From Snake River Alliance’s position, the NuScale project is a new variation of an old experiment, and Idaho is the guinea pig. It’s also time-consuming, and Harris noted that the NuScale project kicked off in 2008, and still hasn’t seen physical development.
“Nuclear technology is still a dream. This kind of technology has been sitting there in labs for decades,” she said.
To Harris’ mind, nuclear makes no sense. There are a number of countries around the globe that operate on 100% renewable energy, and many others are approaching that same benchmark.
“That was a conversation that was taking place several years ago,” she said. “Batteries are proving up all over the world. Why are you able to see countries now moving to 100% renewable energy? Because technology in the renewable energy field is moving fast, and we now have 100%, not just commitment, but utilization of 100% renewable energy for that reason.”
While nuclear energy is carbon free, its output presents a direct nuclear hazard. The uranium mining required to power these machines isn’t clean, either, Harris said.
“What you’re seeing is really an evolutionary switch. Renewable energy wasn’t going to be fast enough, it wasn’t going to come online soon enough, and I think what you’re seeing is that’s not proving [to be] the case,” she said.
The Snake River Alliance has launched an awareness campaign about the project dubbing the proposed reactors “The Dirty Dozen.” It aims to spread awareness about the project, as well as its potential harms and lack of need on the local power grid. Harris added that with climate change causing increasing wildfires in the state, and with some seismic activity in Eastern Idaho, the safety of the modular reactors is questionable, too.
“The fact is, nuke doesn’t scale up fast enough,” she said. “The days of this old dinosaur grid are quickly falling by the wayside.”

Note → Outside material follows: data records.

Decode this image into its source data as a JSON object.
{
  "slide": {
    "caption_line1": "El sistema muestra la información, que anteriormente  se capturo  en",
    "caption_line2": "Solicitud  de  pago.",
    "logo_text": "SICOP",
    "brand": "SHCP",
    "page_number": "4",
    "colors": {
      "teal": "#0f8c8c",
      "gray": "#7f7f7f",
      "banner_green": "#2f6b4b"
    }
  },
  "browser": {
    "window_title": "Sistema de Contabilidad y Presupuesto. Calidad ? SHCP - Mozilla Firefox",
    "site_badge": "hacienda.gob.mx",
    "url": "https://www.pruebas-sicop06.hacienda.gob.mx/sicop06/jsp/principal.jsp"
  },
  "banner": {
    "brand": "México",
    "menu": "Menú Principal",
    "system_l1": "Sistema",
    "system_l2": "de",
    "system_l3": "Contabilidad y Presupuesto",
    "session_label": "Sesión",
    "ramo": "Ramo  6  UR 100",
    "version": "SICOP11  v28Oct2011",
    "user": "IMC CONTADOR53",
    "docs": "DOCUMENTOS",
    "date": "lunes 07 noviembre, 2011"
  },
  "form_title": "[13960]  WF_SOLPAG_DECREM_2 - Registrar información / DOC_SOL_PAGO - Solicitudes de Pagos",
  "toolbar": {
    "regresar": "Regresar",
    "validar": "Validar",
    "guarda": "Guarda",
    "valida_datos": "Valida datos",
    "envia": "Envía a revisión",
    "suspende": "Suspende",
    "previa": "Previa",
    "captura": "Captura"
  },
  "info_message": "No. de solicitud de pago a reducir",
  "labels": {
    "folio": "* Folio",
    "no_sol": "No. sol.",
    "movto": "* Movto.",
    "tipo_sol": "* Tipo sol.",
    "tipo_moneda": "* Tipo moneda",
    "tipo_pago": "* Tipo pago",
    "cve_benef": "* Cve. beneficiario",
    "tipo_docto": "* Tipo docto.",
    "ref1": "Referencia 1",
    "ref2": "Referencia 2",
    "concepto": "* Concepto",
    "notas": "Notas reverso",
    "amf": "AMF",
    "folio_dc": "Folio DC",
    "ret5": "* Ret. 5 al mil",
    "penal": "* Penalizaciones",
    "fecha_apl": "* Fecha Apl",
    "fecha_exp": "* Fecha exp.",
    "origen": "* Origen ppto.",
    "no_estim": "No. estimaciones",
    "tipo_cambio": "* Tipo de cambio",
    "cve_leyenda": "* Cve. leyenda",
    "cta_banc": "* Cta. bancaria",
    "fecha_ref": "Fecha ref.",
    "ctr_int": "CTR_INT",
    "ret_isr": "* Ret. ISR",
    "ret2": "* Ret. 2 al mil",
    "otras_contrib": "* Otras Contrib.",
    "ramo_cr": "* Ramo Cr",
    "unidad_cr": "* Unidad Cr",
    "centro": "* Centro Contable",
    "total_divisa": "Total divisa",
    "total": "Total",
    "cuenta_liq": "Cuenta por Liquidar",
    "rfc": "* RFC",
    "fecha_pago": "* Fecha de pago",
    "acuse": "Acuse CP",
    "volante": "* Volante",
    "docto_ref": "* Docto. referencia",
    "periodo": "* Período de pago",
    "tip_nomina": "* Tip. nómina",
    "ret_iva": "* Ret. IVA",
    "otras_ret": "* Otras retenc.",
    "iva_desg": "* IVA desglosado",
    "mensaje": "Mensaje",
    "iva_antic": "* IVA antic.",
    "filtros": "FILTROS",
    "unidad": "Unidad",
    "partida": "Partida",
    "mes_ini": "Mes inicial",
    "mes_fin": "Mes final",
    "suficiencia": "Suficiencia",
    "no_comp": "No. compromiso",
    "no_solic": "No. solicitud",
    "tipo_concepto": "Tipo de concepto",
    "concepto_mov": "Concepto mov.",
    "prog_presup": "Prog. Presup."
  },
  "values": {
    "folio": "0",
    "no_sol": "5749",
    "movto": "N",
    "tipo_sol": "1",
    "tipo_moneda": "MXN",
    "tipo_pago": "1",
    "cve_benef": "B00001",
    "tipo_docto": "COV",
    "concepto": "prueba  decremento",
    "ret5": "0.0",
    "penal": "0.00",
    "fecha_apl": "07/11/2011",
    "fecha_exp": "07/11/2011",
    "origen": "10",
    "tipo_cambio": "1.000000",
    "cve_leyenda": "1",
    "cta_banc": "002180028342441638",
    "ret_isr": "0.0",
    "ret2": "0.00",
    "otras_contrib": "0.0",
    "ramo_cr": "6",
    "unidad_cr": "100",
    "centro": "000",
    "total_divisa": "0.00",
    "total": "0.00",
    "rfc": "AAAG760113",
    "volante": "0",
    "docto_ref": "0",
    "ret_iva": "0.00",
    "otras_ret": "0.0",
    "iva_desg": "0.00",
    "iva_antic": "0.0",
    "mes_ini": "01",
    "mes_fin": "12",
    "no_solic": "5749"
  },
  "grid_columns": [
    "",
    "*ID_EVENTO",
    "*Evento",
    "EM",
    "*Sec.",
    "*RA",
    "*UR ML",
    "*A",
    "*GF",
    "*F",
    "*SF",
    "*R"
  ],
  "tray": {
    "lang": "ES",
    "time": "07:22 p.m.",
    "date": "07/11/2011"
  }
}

Harris also points to the fact that, currently, the main beneficiary of this project is Utah, with the sole customer being based there and serving largely Utah cities. In her mind, it’s a bad deal for Idaho.
“Idaho gets virtually none of the power, but all of the waste and all of the risk,” she said.
A Nuclear History
Nuclear power, and Idaho National Lab, by extension, have not always been positive for Idaho. In fact, years ago, the Snake River aquifer was tainted by radioactive waste.
From 1952 to 1988, nearly 31,000 curies of Tritium, a radioactive isotope of hydrogen, were found in the aquifer near the Idaho National Lab site, according to a U.S. Geological Survey report. A curie is a unit of radioactive material. The Tritium made its way into the aquifer through a 580-foot disposal well on the site. According to a 2007 report from the Environmental Protection Agency, INL did remedy the issue, noting that Tritium levels were below the federal drinking water standard.
In other cases, indigenous communities have been harmed by the mining necessary to obtain fuel for the reactors and other purposes such as weaponry. According to a 2019 story from the Navajo Times, indigenous uranium miners and generations of Navajo are still affected by the toxicity.
“Someone must be held accountable. … My mother died of liver cancer. My whole family has suffered,” Leslie Begay, a former Uranium miner on the Navajo land in Church Rock, New Mexico, told the Navajo times.
Begay, who had contracted lung disease and developed cancer as a result of the mining, was not covered by the Radiation Exposure Compensation Act, which only offered miners who worked the mines between Jan. 1, 1942, and Dec. 31, 1971, compensation for their ails. In 1979, a uranium spill from a mill contaminated a large area surrounding the mine, according to the Navajo Times.
Paired with the available capacity for more renewable energy resources, stories such as these inform the Snake River Alliance’s opposition to the reactors.
“Our energy choices have consequences, and we should be held accountable,” Harris said.